İncirleri  3-4 saat öncesinden sıcak suya koyun.
İncirleri çıkardıktan sonra alt kısmından
küçük bir artı şeklinde kesin.
Ben farklı bir şekilde olmasını istediğim için üst kısmını
kapak şeklinde açtım.

İncirin iç harcı için iki yemek kaşığı toz şeker, limon kabuğu rendesi,
tarçın ve irice parçaladığınız cevizi karıştırın.
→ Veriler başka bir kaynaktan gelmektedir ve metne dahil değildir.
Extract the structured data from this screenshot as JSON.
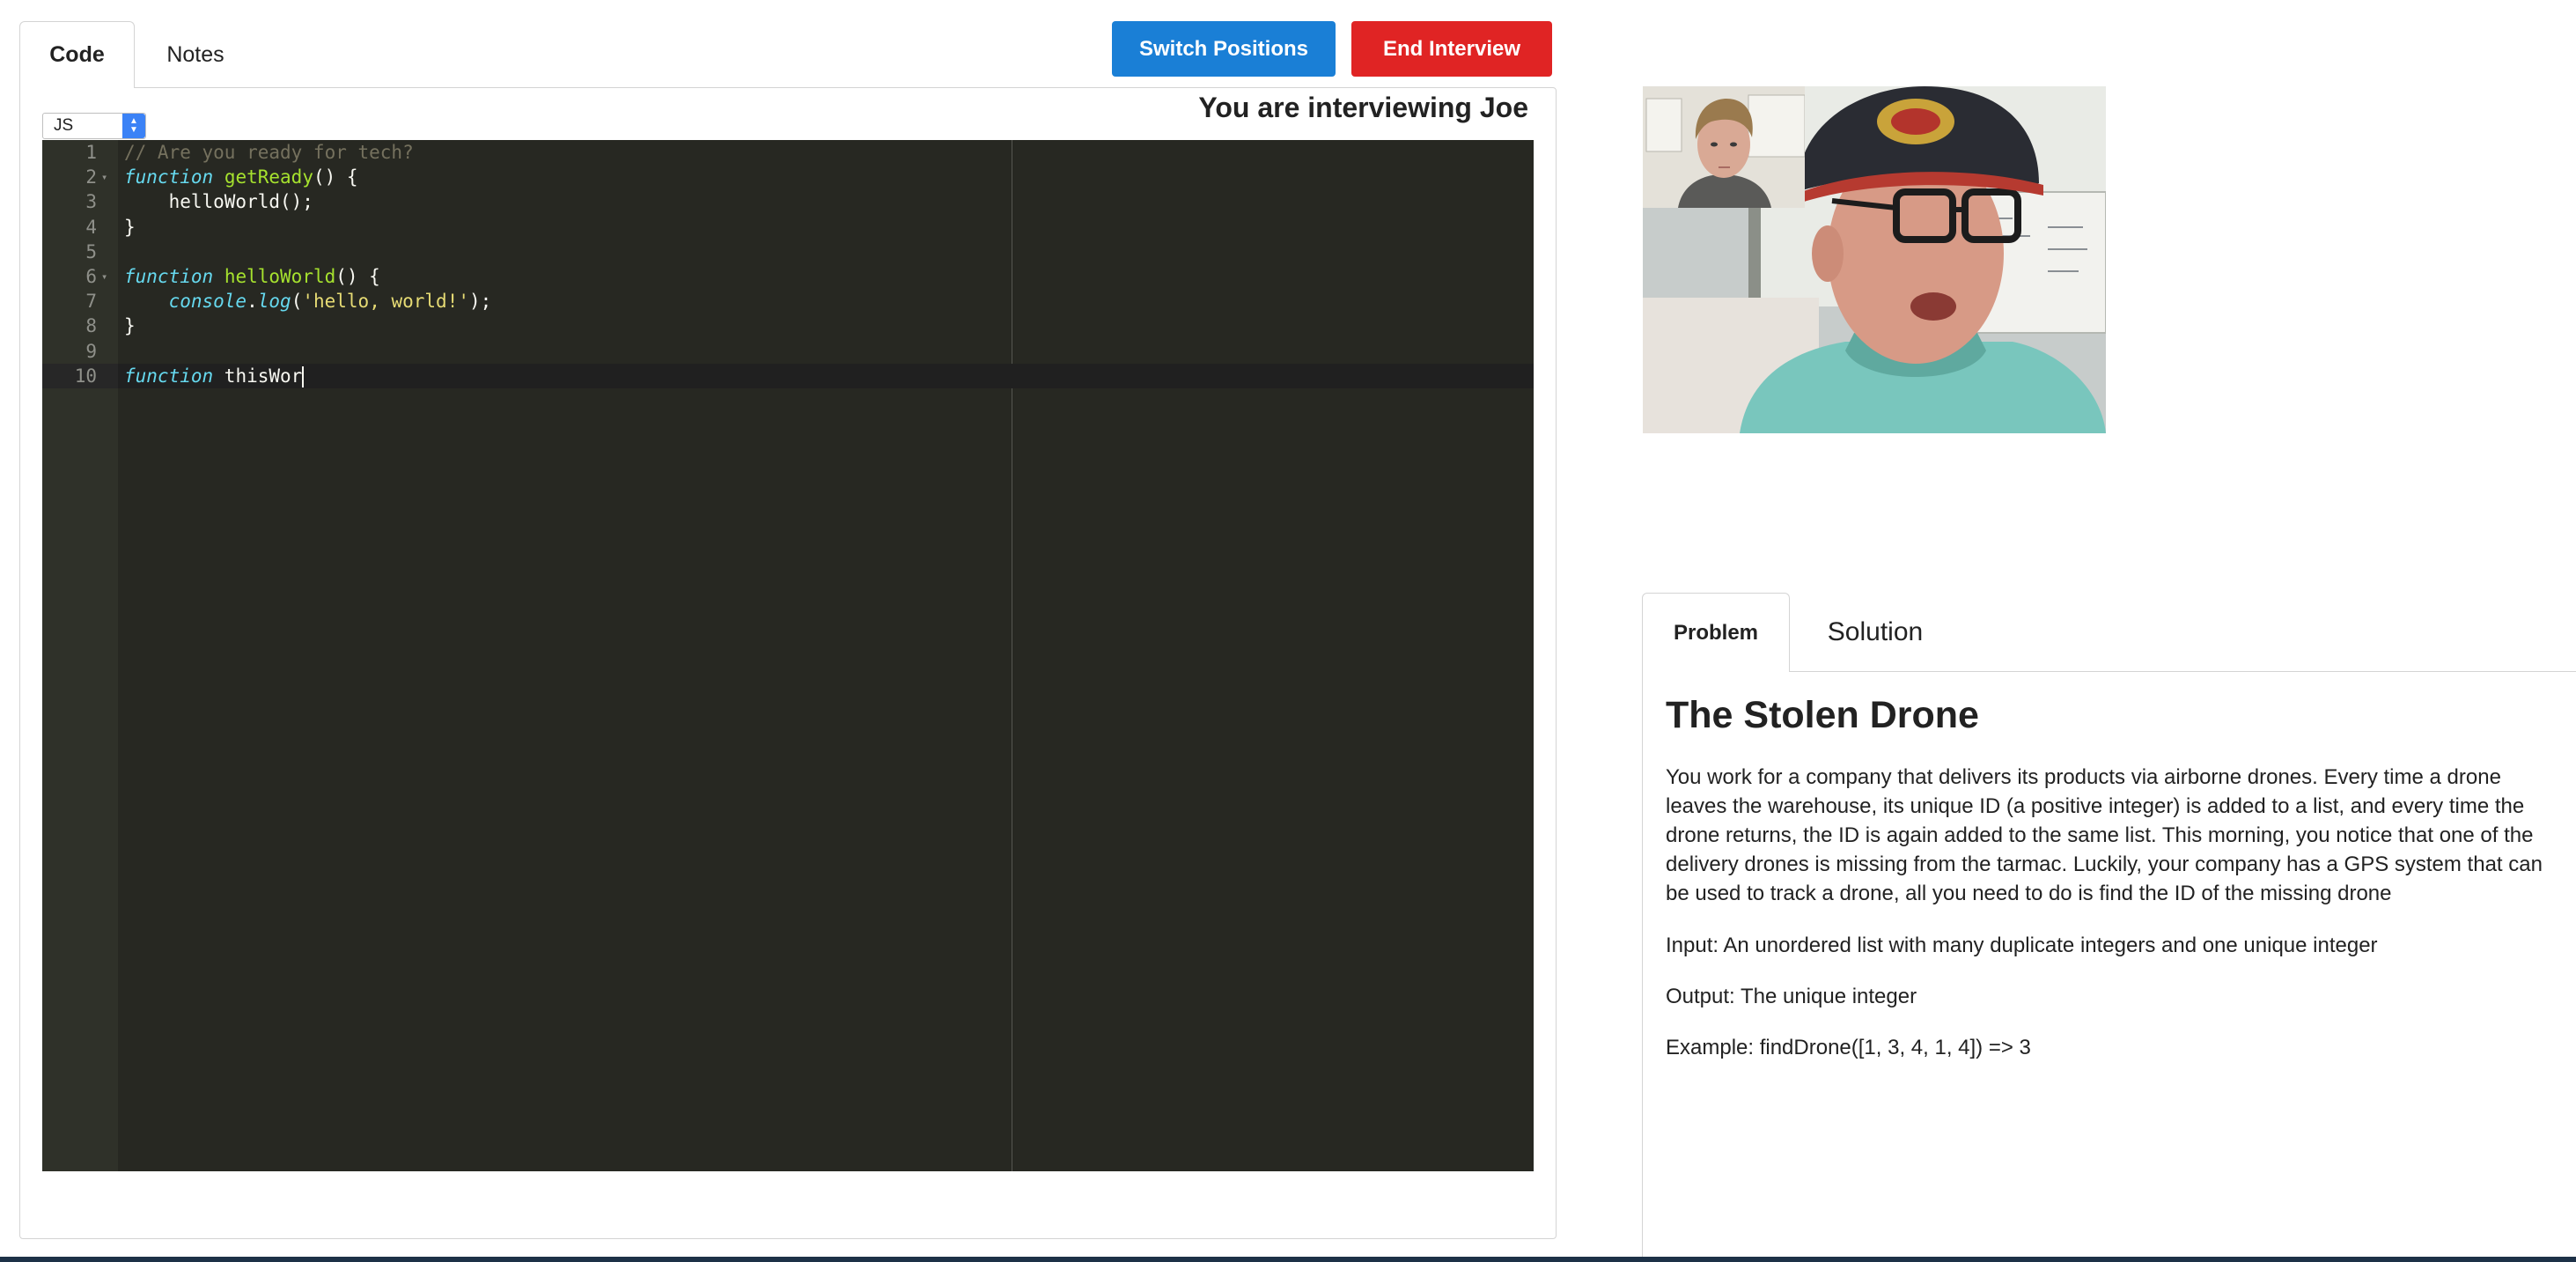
{
  "left_tabs": {
    "code": "Code",
    "notes": "Notes"
  },
  "buttons": {
    "switch_positions": "Switch Positions",
    "end_interview": "End Interview"
  },
  "colors": {
    "switch_button": "#1a7fd6",
    "end_button": "#e02424",
    "editor_bg": "#272822"
  },
  "editor": {
    "language": "JS",
    "interviewing_label": "You are interviewing Joe",
    "lines": [
      {
        "n": "1",
        "fold": "",
        "tokens": [
          {
            "t": "comment",
            "v": "// Are you ready for tech?"
          }
        ]
      },
      {
        "n": "2",
        "fold": "▾",
        "tokens": [
          {
            "t": "storage",
            "v": "function"
          },
          {
            "t": "plain",
            "v": " "
          },
          {
            "t": "fn",
            "v": "getReady"
          },
          {
            "t": "plain",
            "v": "() {"
          }
        ]
      },
      {
        "n": "3",
        "fold": "",
        "tokens": [
          {
            "t": "plain",
            "v": "    helloWorld();"
          }
        ]
      },
      {
        "n": "4",
        "fold": "",
        "tokens": [
          {
            "t": "plain",
            "v": "}"
          }
        ]
      },
      {
        "n": "5",
        "fold": "",
        "tokens": []
      },
      {
        "n": "6",
        "fold": "▾",
        "tokens": [
          {
            "t": "storage",
            "v": "function"
          },
          {
            "t": "plain",
            "v": " "
          },
          {
            "t": "fn",
            "v": "helloWorld"
          },
          {
            "t": "plain",
            "v": "() {"
          }
        ]
      },
      {
        "n": "7",
        "fold": "",
        "tokens": [
          {
            "t": "plain",
            "v": "    "
          },
          {
            "t": "storage",
            "v": "console"
          },
          {
            "t": "plain",
            "v": "."
          },
          {
            "t": "storage_plain",
            "v": "log"
          },
          {
            "t": "plain",
            "v": "("
          },
          {
            "t": "string",
            "v": "'hello, world!'"
          },
          {
            "t": "plain",
            "v": ");"
          }
        ]
      },
      {
        "n": "8",
        "fold": "",
        "tokens": [
          {
            "t": "plain",
            "v": "}"
          }
        ]
      },
      {
        "n": "9",
        "fold": "",
        "tokens": []
      },
      {
        "n": "10",
        "fold": "",
        "active": true,
        "tokens": [
          {
            "t": "storage",
            "v": "function"
          },
          {
            "t": "plain",
            "v": " thisWor"
          },
          {
            "t": "cursor",
            "v": ""
          }
        ]
      }
    ]
  },
  "problem_tabs": {
    "problem": "Problem",
    "solution": "Solution"
  },
  "problem": {
    "title": "The Stolen Drone",
    "description": "You work for a company that delivers its products via airborne drones. Every time a drone leaves the warehouse, its unique ID (a positive integer) is added to a list, and every time the drone returns, the ID is again added to the same list. This morning, you notice that one of the delivery drones is missing from the tarmac. Luckily, your company has a GPS system that can be used to track a drone, all you need to do is find the ID of the missing drone",
    "input": "Input: An unordered list with many duplicate integers and one unique integer",
    "output": "Output: The unique integer",
    "example": "Example: findDrone([1, 3, 4, 1, 4]) => 3"
  }
}
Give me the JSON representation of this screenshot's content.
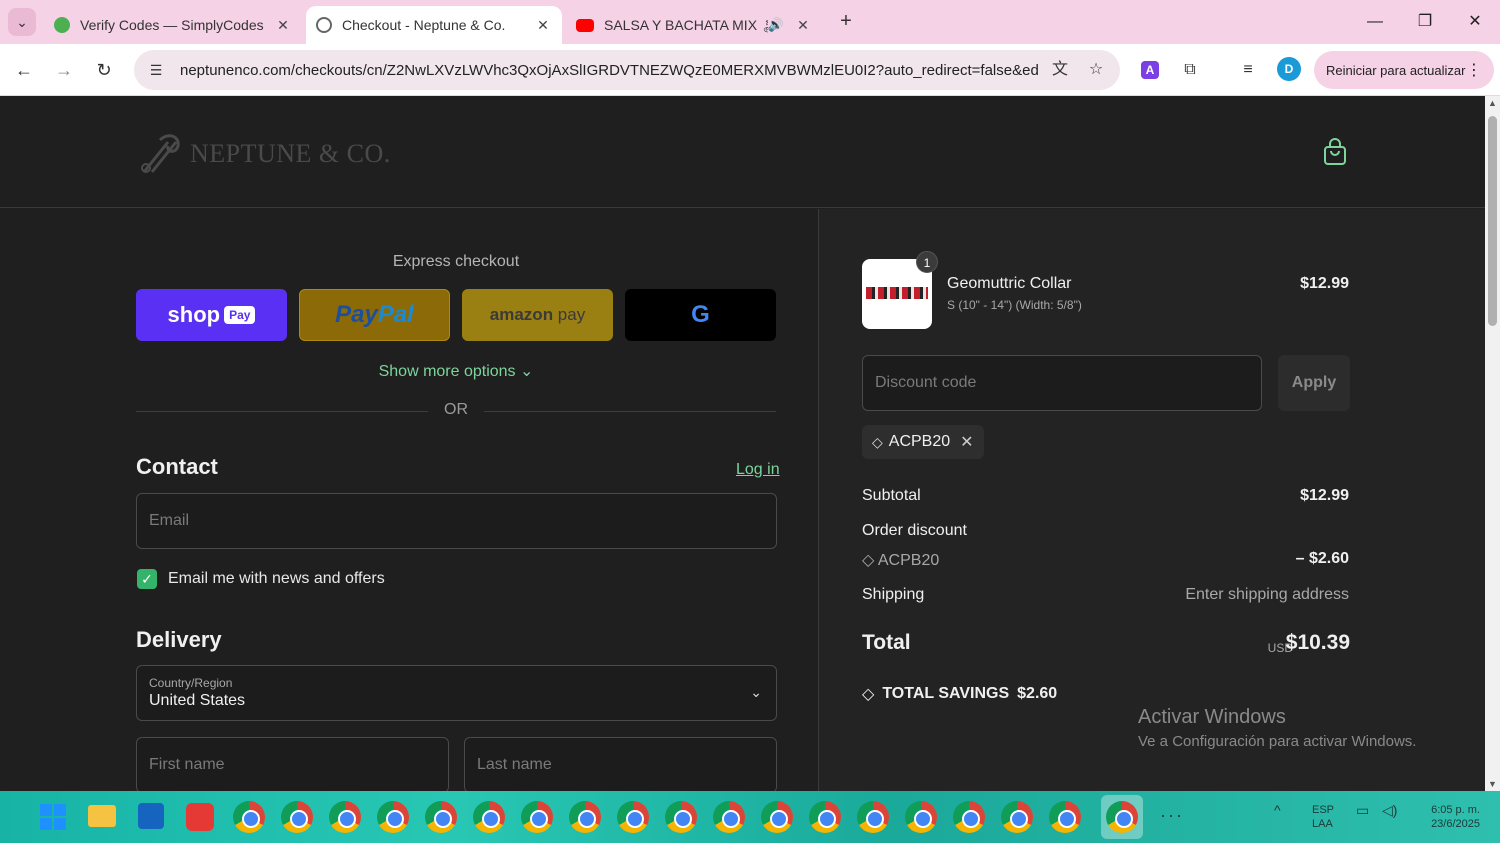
{
  "browser": {
    "tabs": [
      {
        "label": "Verify Codes — SimplyCodes",
        "active": false,
        "favicon_color": "#4caf50"
      },
      {
        "label": "Checkout - Neptune & Co.",
        "active": true,
        "favicon_color": "#666666"
      },
      {
        "label": "SALSA Y BACHATA MIX 🏝",
        "active": false,
        "favicon_color": "#ff0000"
      }
    ],
    "url": "neptunenco.com/checkouts/cn/Z2NwLXVzLWVhc3QxOjAxSlIGRDVTNEZWQzE0MERXMVBWMzlEU0I2?auto_redirect=false&ed...",
    "update_button": "Reiniciar para actualizar",
    "profile_initial": "D"
  },
  "header": {
    "logo_text": "NEPTUNE & CO."
  },
  "express": {
    "title": "Express checkout",
    "shop_word": "shop",
    "shop_pay": "Pay",
    "paypal_a": "Pay",
    "paypal_b": "Pal",
    "amazon_a": "amazon",
    "amazon_b": " pay",
    "google_letter": "G",
    "more_options": "Show more options ⌄",
    "or": "OR"
  },
  "contact": {
    "title": "Contact",
    "login": "Log in",
    "email_placeholder": "Email",
    "newsletter_label": "Email me with news and offers",
    "newsletter_checked": true
  },
  "delivery": {
    "title": "Delivery",
    "country_label": "Country/Region",
    "country_value": "United States",
    "first_name_placeholder": "First name",
    "last_name_placeholder": "Last name"
  },
  "order": {
    "item": {
      "quantity": "1",
      "name": "Geomuttric Collar",
      "variant": "S (10\" - 14\") (Width: 5/8\")",
      "price": "$12.99"
    },
    "discount_placeholder": "Discount code",
    "apply_label": "Apply",
    "applied_code": "ACPB20",
    "subtotal_label": "Subtotal",
    "subtotal_value": "$12.99",
    "order_discount_label": "Order discount",
    "discount_code": "ACPB20",
    "discount_value": "– $2.60",
    "shipping_label": "Shipping",
    "shipping_value": "Enter shipping address",
    "total_label": "Total",
    "total_currency": "USD",
    "total_value": "$10.39",
    "savings_label": "TOTAL SAVINGS",
    "savings_value": "$2.60"
  },
  "watermark": {
    "title": "Activar Windows",
    "subtitle": "Ve a Configuración para activar Windows."
  },
  "taskbar": {
    "lang_top": "ESP",
    "lang_bottom": "LAA",
    "time": "6:05 p. m.",
    "date": "23/6/2025"
  },
  "colors": {
    "accent_green": "#7dd59c",
    "checkbox_green": "#35b36a",
    "shop_purple": "#5a31f4",
    "tab_strip_pink": "#f5d2e6"
  }
}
İncirlerin bıçakla açılmış olan kısımlarına  bu harçtan doldurun.
Eğer alt kısmından   kesmişseniz doldurduktan sonra
elinizle düzelterek kapatın.

Genişçe bir tencereye doldurduğunuz incirleri dizin.
Kalan şekeri ve suyu tencereye ekleyip incirler yumuşayana kadar pişirin.

İncirlerin sap kısımlarını görsel olarak güzel durduğu için çıkarmadım.
Ayrıca incir tatlısını fırında yapma şanşınız da var.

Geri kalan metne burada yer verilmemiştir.